Bankruptcy can be an intimidating process because of the uncertainty and complexity involved in turning over your debts to a bankruptcy court to help you get a fresh start. Depending on the type of bankruptcy you file, your assets may be sold – or liquidated – to pay your creditors, or your assets may be safe because you are paying on your debts. Even when your assets are subject to liquidation, some of your things may be exempt from sale based on state or federal law.
Chapter 13 Bankruptcy
Chapter 13 bankruptcy is a reorganization plan rather than a liquidation plan. Under Chapter 13, you create a debt repayment plan, managed by a bankruptcy trustee, based on your monthly income.

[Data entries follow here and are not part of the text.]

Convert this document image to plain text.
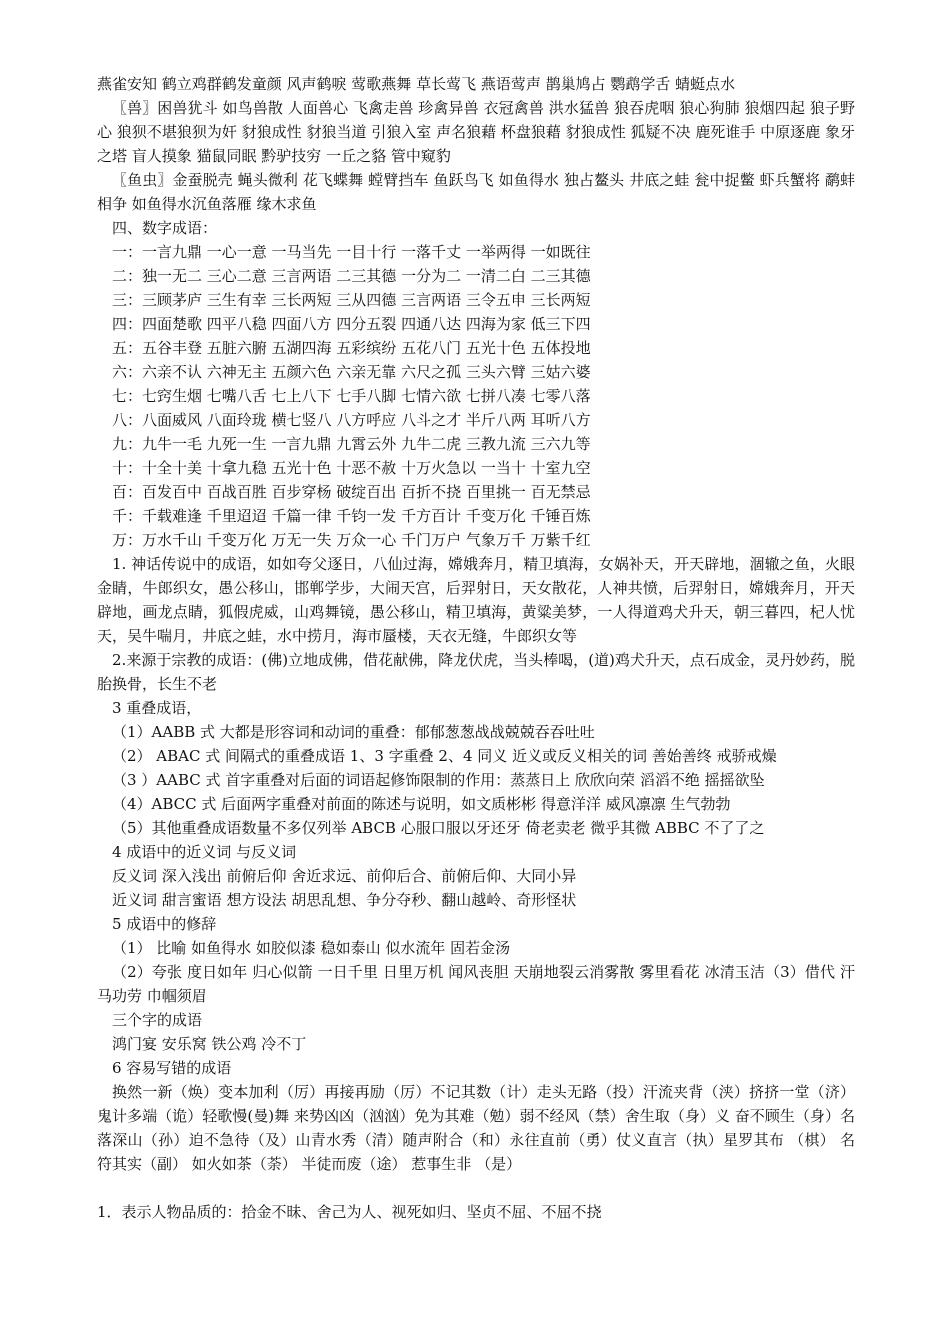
燕雀安知 鹤立鸡群鹤发童颜 风声鹤唳 莺歌燕舞 草长莺飞 燕语莺声 鹊巢鸠占 鹦鹉学舌 蜻蜓点水

〖兽〗困兽犹斗 如鸟兽散 人面兽心 飞禽走兽 珍禽异兽 衣冠禽兽 洪水猛兽 狼吞虎咽 狼心狗肺 狼烟四起 狼子野心 狼狈不堪狼狈为奸 豺狼成性 豺狼当道 引狼入室 声名狼藉 杯盘狼藉 豺狼成性 狐疑不决 鹿死谁手 中原逐鹿 象牙之塔 盲人摸象 猫鼠同眠 黔驴技穷 一丘之貉 管中窥豹

〖鱼虫〗金蚕脱壳 蝇头微利 花飞蝶舞 螳臂挡车 鱼跃鸟飞 如鱼得水 独占鳌头 井底之蛙 瓮中捉鳖 虾兵蟹将 鹬蚌相争 如鱼得水沉鱼落雁 缘木求鱼

四、数字成语：

一：一言九鼎 一心一意 一马当先 一目十行 一落千丈 一举两得 一如既往

二：独一无二 三心二意 三言两语 二三其德 一分为二 一清二白 二三其德

三：三顾茅庐 三生有幸 三长两短 三从四德 三言两语 三令五申 三长两短

四：四面楚歌 四平八稳 四面八方 四分五裂 四通八达 四海为家 低三下四

五：五谷丰登 五脏六腑 五湖四海 五彩缤纷 五花八门 五光十色 五体投地

六：六亲不认 六神无主 五颜六色 六亲无靠 六尺之孤 三头六臂 三姑六婆

七：七窍生烟 七嘴八舌 七上八下 七手八脚 七情六欲 七拼八凑 七零八落

八：八面威风 八面玲珑 横七竖八 八方呼应 八斗之才 半斤八两 耳听八方

九：九牛一毛 九死一生 一言九鼎 九霄云外 九牛二虎 三教九流 三六九等

十：十全十美 十拿九稳 五光十色 十恶不赦 十万火急以 一当十 十室九空

百：百发百中 百战百胜 百步穿杨 破绽百出 百折不挠 百里挑一 百无禁忌

千：千载难逢 千里迢迢 千篇一律 千钧一发 千方百计 千变万化 千锤百炼

万：万水千山 千变万化 万无一失 万众一心 千门万户 气象万千 万紫千红

1. 神话传说中的成语，如如夸父逐日，八仙过海，嫦娥奔月，精卫填海，女娲补天，开天辟地，涸辙之鱼，火眼金睛，牛郎织女，愚公移山，邯郸学步，大闹天宫，后羿射日，天女散花，人神共愤，后羿射日，嫦娥奔月，开天辟地，画龙点睛，狐假虎威，山鸡舞镜，愚公移山，精卫填海，黄粱美梦，一人得道鸡犬升天，朝三暮四，杞人忧天，吴牛喘月，井底之蛙，水中捞月，海市蜃楼，天衣无缝，牛郎织女等

2.来源于宗教的成语：(佛)立地成佛，借花献佛，降龙伏虎，当头棒喝，(道)鸡犬升天，点石成金，灵丹妙药，脱胎换骨，长生不老

3 重叠成语，

（1）AABB 式 大都是形容词和动词的重叠：郁郁葱葱战战兢兢吞吞吐吐

（2） ABAC 式 间隔式的重叠成语 1、3 字重叠 2、4 同义 近义或反义相关的词 善始善终 戒骄戒燥

（3 ）AABC 式 首字重叠对后面的词语起修饰限制的作用：蒸蒸日上 欣欣向荣 滔滔不绝 摇摇欲坠

（4）ABCC 式 后面两字重叠对前面的陈述与说明，如文质彬彬 得意洋洋 威风凛凛 生气勃勃

（5）其他重叠成语数量不多仅列举 ABCB 心服口服以牙还牙 倚老卖老 微乎其微 ABBC 不了了之

4 成语中的近义词 与反义词

反义词 深入浅出 前俯后仰 舍近求远、前仰后合、前俯后仰、大同小异

近义词 甜言蜜语 想方设法 胡思乱想、争分夺秒、翻山越岭、奇形怪状

5 成语中的修辞

（1） 比喻 如鱼得水 如胶似漆 稳如泰山 似水流年 固若金汤

（2）夸张 度日如年 归心似箭 一日千里 日里万机 闻风丧胆 天崩地裂云消雾散 雾里看花 冰清玉洁（3）借代 汗马功劳 巾帼须眉

三个字的成语

鸿门宴 安乐窝 铁公鸡 冷不丁

6 容易写错的成语

换然一新（焕）变本加利（厉）再接再励（厉）不记其数（计）走头无路（投）汗流夹背（浃）挤挤一堂（济）鬼计多端（诡）轻歌慢(曼)舞 来势凶凶（汹汹）免为其难（勉）弱不经风（禁）舍生取（身）义 奋不顾生（身）名落深山（孙）迫不急待（及）山青水秀（清）随声附合（和）永往直前（勇）仗义直言（执）星罗其布 （棋） 名符其实（副） 如火如茶（荼） 半徒而废（途） 惹事生非 （是）

1．表示人物品质的：拾金不昧、舍己为人、视死如归、坚贞不屈、不屈不挠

Since the idea behind Chapter 13 is that the debts are being repaid over three to five years in accordance with the repayment plan, your assets do not have to be involuntarily sold.
Chapter 7 Bankruptcy
Unlike Chapter 13 bankruptcy, Chapter 7 is a liquidation process whereby certain assets are sold to pay your debts. If you qualify for Chapter 7 bankruptcy, assets you own outright may be sold to raise money for distribution to your creditors. The bankruptcy trustee will take possession of certain assets -- called "nonexempt assets" -- and sell them, then distribute the proceeds to your creditors. However, in the majority of Chapter 7 cases, the debtor has no nonexempt property available to be sold.
Chapter 7 Exemptions
Some types of property are exempt from sale in a Chapter 7 bankruptcy, either by state or federal law, meaning you get to keep them. Depending on where you live, you may get to choose between federal or state exemptions, but many states require you to use the state exemptions. For example, in Arizona, your home is exempt up to $150,000 and your personal property, such as household furnishings, may be exempt up to $4,000 for individuals and $8,000 for married couples. Other items, such as wedding rings, books and burial plots may be exempt. However, exemptions usually have a maximum amount, meaning that the item may be sold if its value exceeds the maximum exemption value. For example, if your home is exempt up to $150,000 but you own the home outright and its value is $250,000, the bankruptcy trustee may still sell your home because its value exceeds the maximum exemption.
In a Chapter 7 bankruptcy, the trustee may also "abandon" property, meaning he chooses not to sell it. The trustee often abandons property if he determines that the property is either burdensome to the bankruptcy estate or that it is of inconsequential value to the estate. So, things that you own outright that have little resale value may be safe from liquidation because the trustee may decide it's not worth the time and effort to sell them.